The first day of 2012, about 25 more days until I turn 25 years old and many more adventures and goals to accomplish. Today is the first day of my name being changed to Dave Jefferson, going through all the mess that “Castaneda” left behind. Starting from the finance to see what has to be paid, laundry, and important documents that have to be thrown away. I won’t be done maybe until February by then everything should well to go. 2012 so far is calm, it is going to be an easy transition as I go through hopefully, getting my job by this week, starting school in February and continue studying, also learning.
As I kept reading articles to get better person and also a man I believe that there are going to be more traits that I’m going to adapt or starting in my arsenal to be a better Man as I go along. Maybe by this year certain concepts that I view change and they are not so bad. I do not want a lot of down in my life anymore, I believe it is a waste of time and I can get into a comfort zone of being lazy which I do not want to get into. Constantly work my mind and fill in with much knowledge I can produce. As I mention prior, now on towards the future this is for my future kids. I need to manage my life better and seize the opportunities when it arises. Less than a month I’ll be a year into my prime. All the media, women, gossip, the past and negativity in Castaneda-days are over. The progress is going to be in a transition for a couple or few months to get gain the results I want. I will be monitoring my health more, from working out to eating right. There is nothing I can do my Tourettes, I have my facial twitches and tics which is not going to be a problem.

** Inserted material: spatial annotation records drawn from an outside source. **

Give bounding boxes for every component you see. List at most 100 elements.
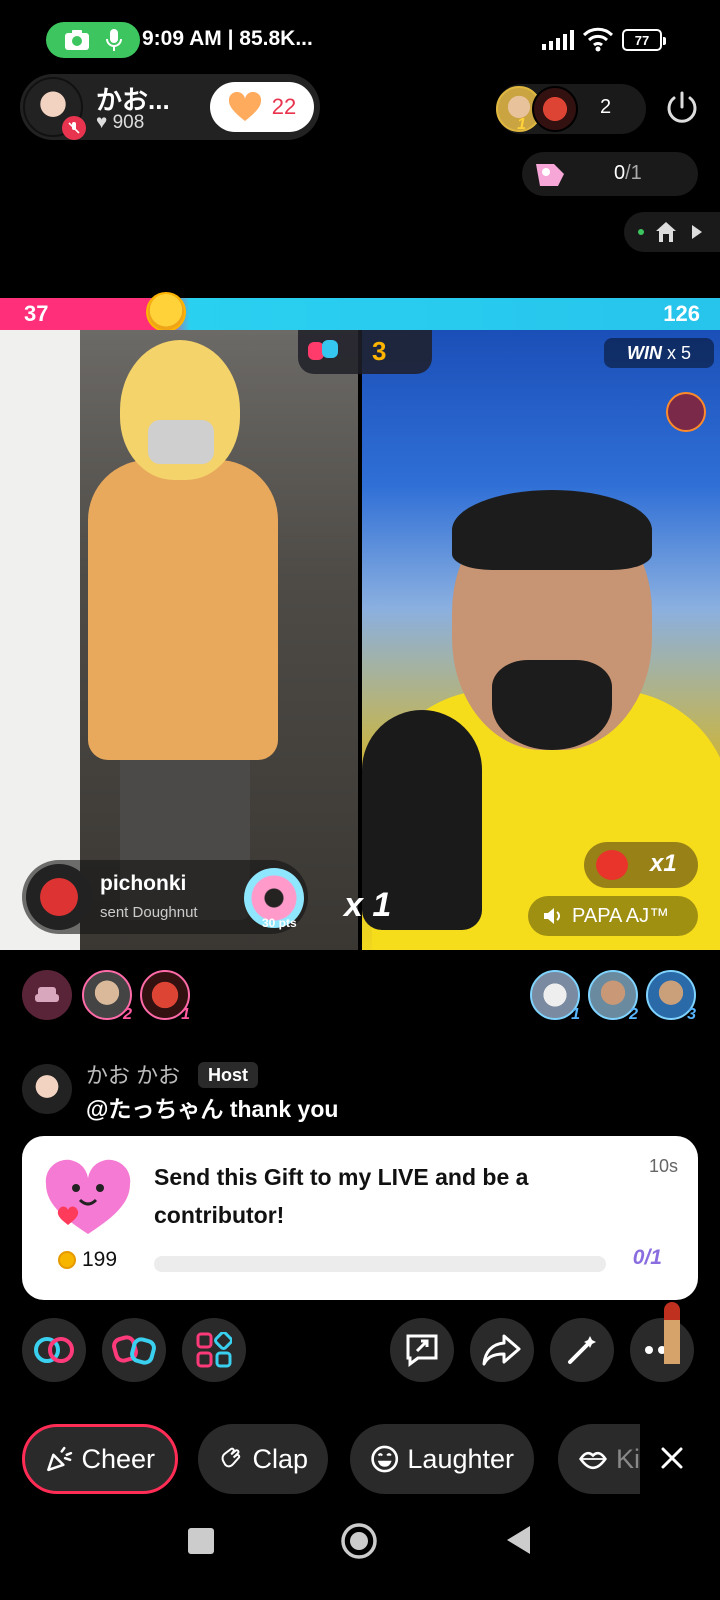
more-features-button[interactable]: [182, 1318, 246, 1382]
heart-small-icon: ♥: [96, 112, 108, 133]
play-arrow-icon: [692, 225, 702, 239]
reaction-cheer-label: Cheer: [81, 1443, 155, 1474]
chat-username: かお かお: [86, 1063, 181, 1088]
close-icon: [661, 1447, 683, 1469]
boost-pill[interactable]: x1: [584, 842, 698, 888]
gift-goal-icon: [536, 164, 564, 186]
speaker-icon: [544, 908, 560, 924]
gift-prompt-timer: 10s: [648, 1156, 678, 1176]
home-icon: [656, 222, 676, 242]
left-contributor-2[interactable]: 2: [82, 970, 132, 1023]
online-dot-icon: [638, 229, 644, 235]
right-contributor-rank-3: 3: [687, 1006, 696, 1023]
host-figure-body: [88, 460, 278, 760]
battle-button[interactable]: [102, 1318, 166, 1382]
gift-price: 199: [58, 1248, 117, 1272]
sender-name: pichonki: [100, 872, 187, 895]
grid-icon: [196, 1332, 232, 1368]
gift-notification: pichonki sent Doughnut 30 pts: [22, 860, 308, 934]
lipstick-icon: [664, 1302, 680, 1364]
left-contributor-rank-1: 1: [181, 1006, 190, 1023]
host-tag: Host: [198, 1062, 258, 1088]
chat-avatar[interactable]: [22, 1064, 72, 1114]
link-button[interactable]: [22, 1318, 86, 1382]
battery-level: 77: [634, 32, 650, 48]
signal-icon: [542, 30, 574, 50]
guest-name-label[interactable]: PAPA AJ™: [528, 896, 698, 936]
reaction-kiss-label: Ki: [615, 1443, 640, 1474]
power-icon[interactable]: [664, 90, 700, 126]
viewer-rank-1: 1: [517, 116, 526, 133]
reaction-clap[interactable]: Clap: [198, 1424, 328, 1494]
recording-indicator: [46, 22, 140, 58]
sender-avatar[interactable]: [26, 864, 92, 930]
host-info[interactable]: かお... ♥ 908 22: [20, 74, 320, 140]
status-bar: 9:09 AM | 85.8K... 77: [0, 0, 720, 80]
chat-message: @たっちゃん thank you: [86, 1096, 339, 1122]
heart-icon: [228, 92, 261, 121]
laughter-icon: [371, 1445, 399, 1473]
close-reactions-button[interactable]: [660, 1440, 684, 1479]
room-wall: [0, 330, 80, 950]
guest-name: PAPA AJ™: [572, 904, 670, 927]
host-likes: ♥ 908: [96, 112, 144, 134]
share-screen-icon: [406, 1334, 438, 1367]
effects-button[interactable]: [550, 1318, 614, 1382]
host-video[interactable]: [0, 330, 358, 950]
recents-button[interactable]: [188, 1528, 214, 1554]
mic-muted-icon: [62, 116, 86, 140]
gift-goal-current: 0: [614, 162, 626, 184]
win-multiplier-badge: WIN x 5: [604, 338, 714, 368]
gift-action: sent Doughnut: [100, 904, 198, 921]
follow-heart-button[interactable]: 22: [210, 82, 314, 132]
right-contributor-1[interactable]: 1: [530, 970, 580, 1023]
right-contributor-rank-2: 2: [629, 1006, 638, 1023]
gift-goal-total: /1: [625, 162, 642, 184]
reaction-laughter[interactable]: Laughter: [350, 1424, 534, 1494]
battle-score-left: 37: [24, 301, 49, 326]
gift-points: 30 pts: [262, 916, 297, 930]
battle-gloves-icon: [112, 1335, 156, 1365]
left-contributor-rank-2: 2: [123, 1006, 132, 1023]
room-nav-pill[interactable]: [624, 212, 720, 252]
clap-icon: [221, 1447, 241, 1468]
gift-progress-bar: [154, 1256, 606, 1272]
right-contributor-2[interactable]: 2: [588, 970, 638, 1023]
reaction-kiss[interactable]: Ki: [558, 1424, 640, 1494]
gift-prompt-card[interactable]: Send this Gift to my LIVE and be a contr…: [22, 1136, 698, 1300]
link-icon: [34, 1337, 74, 1363]
viewer-avatar-2[interactable]: [532, 86, 578, 132]
coin-icon: [58, 1251, 76, 1269]
mic-icon: [105, 29, 122, 51]
home-button[interactable]: [340, 1522, 378, 1560]
battle-score-bar: [0, 298, 720, 330]
right-contributor-rank-1: 1: [571, 1006, 580, 1023]
gloves-icon: [308, 340, 338, 360]
win-multiplier: x 5: [667, 343, 692, 363]
opponent-beard: [492, 660, 612, 750]
camera-icon: [64, 30, 89, 50]
reaction-clap-label: Clap: [252, 1443, 308, 1474]
booster-icon[interactable]: [666, 392, 706, 432]
magic-wand-icon: [568, 1336, 596, 1364]
kiss-icon: [579, 1451, 607, 1470]
system-nav-bar: [0, 1510, 720, 1600]
host-likes-count: 908: [112, 112, 145, 133]
back-button[interactable]: [504, 1524, 532, 1556]
gift-goal-pill[interactable]: 0/1: [522, 152, 698, 196]
top-viewers[interactable]: 1 2: [496, 84, 646, 134]
host-mask: [148, 420, 214, 464]
reaction-laughter-label: Laughter: [407, 1443, 514, 1474]
seat-icon[interactable]: [22, 970, 72, 1020]
win-streak-count: 3: [372, 336, 387, 366]
gift-progress-text: 0/1: [632, 1246, 662, 1269]
opponent-figure-hair: [452, 490, 652, 570]
right-contributor-3[interactable]: 3: [646, 970, 696, 1023]
share-arrow-icon: [482, 1334, 521, 1366]
heart-gift-icon: [45, 1159, 131, 1234]
share-button[interactable]: [470, 1318, 534, 1382]
reaction-cheer[interactable]: Cheer: [22, 1424, 178, 1494]
left-contributor-1[interactable]: 1: [140, 970, 190, 1023]
more-button[interactable]: [630, 1318, 694, 1382]
share-screen-button[interactable]: [390, 1318, 454, 1382]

I’ll be looking for ways to improve my skill set in my career to become the best security professional and reach for the highest level that I can achieve. If there is something wrong between this week and it stops my opportunity I’ll be looking into a different direction and possibly a career change, but eventually that is not going to happen. My goal is to stay with the hiring company for at least 2 years and progress to get promoted, if I get a regional director position I would like to have it out of state, which would be an achievement right away. Again, my career path will dictate my position in life, so I have the options to go where I want to go. Parents, family members, relatives, friends or any one external is not going to tell well why this and why not that. People that I know in my surrounding tend not to be supportive, it is amazing how a family has short term memory they do not remember on what they said or did. I’m not going mention which family.
I’ve decided I’m going to continue that Castaneda “dominant and arrogant” side. I want to be calmer and relax in the situation rather than forcing the issue. This will help be more diplomatic and conservative as I go on. As much I a lot of accomplishment with that approach, I’m getting older and I do want people to keep thinking that I’m a jerk. I rather be a person who helps them out, but I’m not going to be friendly right of the bat, but I will engage a rapport. The ball is always on the other person court if they want to accept my help or not. I can do my part of being a friend or an acquaintance. The transition is going to be an uncomfortable, but that means I am doing it the right way. It is like getting out of your comfort zone. I want to take some leadership classes and will attend security seminars throughout the year. I have a planner which I will start using to priorities my activities throughout the year, so I can at least on schedule with certain activities that I have to do. If I have any down time and everything is done within the week, it is either reading or looking for my classes or something to attend to increase my knowledge in an area in life.
I’m in a good state of mind right now and I want to continue to strive into my potential that I have. Especially, with the education and experience I have. The more I keep moving up the better I can achieve the goals I want, I’m going to do whatever I can do to climb the ladder and keep educating myself. I’m never going to stop learning until the day I stop breathing.